The UAE Central Bank recently approved a framework for stablecoin registration, granting oversight of dirham-backed stablecoins. This step highlights the UAE’s position as a key hub for stablecoin regulation, fostering a secure and innovative space for stablecoin development. While regulations for gold-pegged stablecoins are still evolving, we remain hopeful that the growing demand—particularly in the MENA region—will pave the way for clearer guidelines in the near future, offering even more opportunities for stablecoin growth in this promising market.
Competition, transparency issues and inflationary pressures
Beyond regulatory challenges hindering the scalability of gold-backed tokens, lack of transparency has become a significant issue that needs to be acted upon. Dubai-based GoldMint (MNTP) recently came under fire for failing to provide clear verification of its gold reserves. Coupled with fragile regulatory limitations, this lack of transparency is eroding investor confidence in these assets.

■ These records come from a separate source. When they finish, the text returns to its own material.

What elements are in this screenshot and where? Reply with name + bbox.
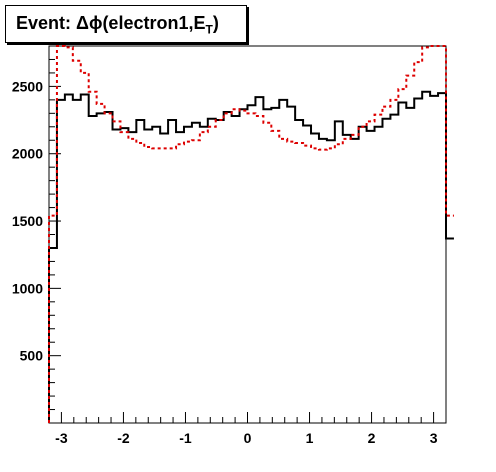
chart-title-close: ) [212,13,219,33]
chart-title: Event: Δϕ(electron1,ET) [16,13,219,37]
y-tick-label: 500 [20,348,44,364]
chart-title-main: Event: Δϕ(electron1,E [16,13,206,33]
y-tick-label: 2500 [12,78,43,94]
x-tick-label: 0 [244,430,252,446]
y-tick-label: 1500 [12,213,43,229]
y-tick-label: 1000 [12,280,43,296]
x-tick-label: -2 [117,430,130,446]
y-tick-label: 2000 [12,146,43,162]
chart-title-subscript: T [205,22,213,37]
x-tick-label: 1 [306,430,314,446]
x-tick-label: 3 [430,430,438,446]
chart-title-box: Event: Δϕ(electron1,ET) [5,5,247,43]
histogram-series-1 [48,90,454,423]
x-tick-label: -1 [179,430,192,446]
x-tick-label: -3 [55,430,68,446]
plot-frame [48,45,447,424]
histogram-series-2 [48,45,454,423]
x-tick-label: 2 [368,430,376,446]
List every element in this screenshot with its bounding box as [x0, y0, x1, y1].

In addition, inflationary pressure is a core issue affecting the stability of these digital assets. Even though, in theory, it seems perfect, operation-wise, it has been problematic. During the 2022 inflation surge, gold-backed stablecoins like GoldMint faced significant pressure to maintain their pegs.

Despite these challenges, gold-backed stablecoin issuers have seen significant innovation in recent years. One example is Paxos Gold (PAXG), an ERC-20 token backed by the London Bullion Markets Association (LBMA)-accredited gold bars. Another is Tether Gold (XAUt), an ERC-20 token tied to one troy ounce of gold on the Ethereum blockchain.
What’s next?
Gold-backed stablecoins’ prospects largely depend on the development of a complex regulatory framework. Although Europe’s MiCA framework has promoted expansion, countries like China and the US are still cautious, which limits their potential. Clear regulations are crucial to instil investor confidence, ensuring transparency and managing risks.
Despite hurdles, the market potential is undeniable. Gold’s stability in uncertain times makes these tokens appealing, offering a blend of security and innovation. With the right oversight, gold-backed stablecoins could play a pivotal role in the future of decentralised finance.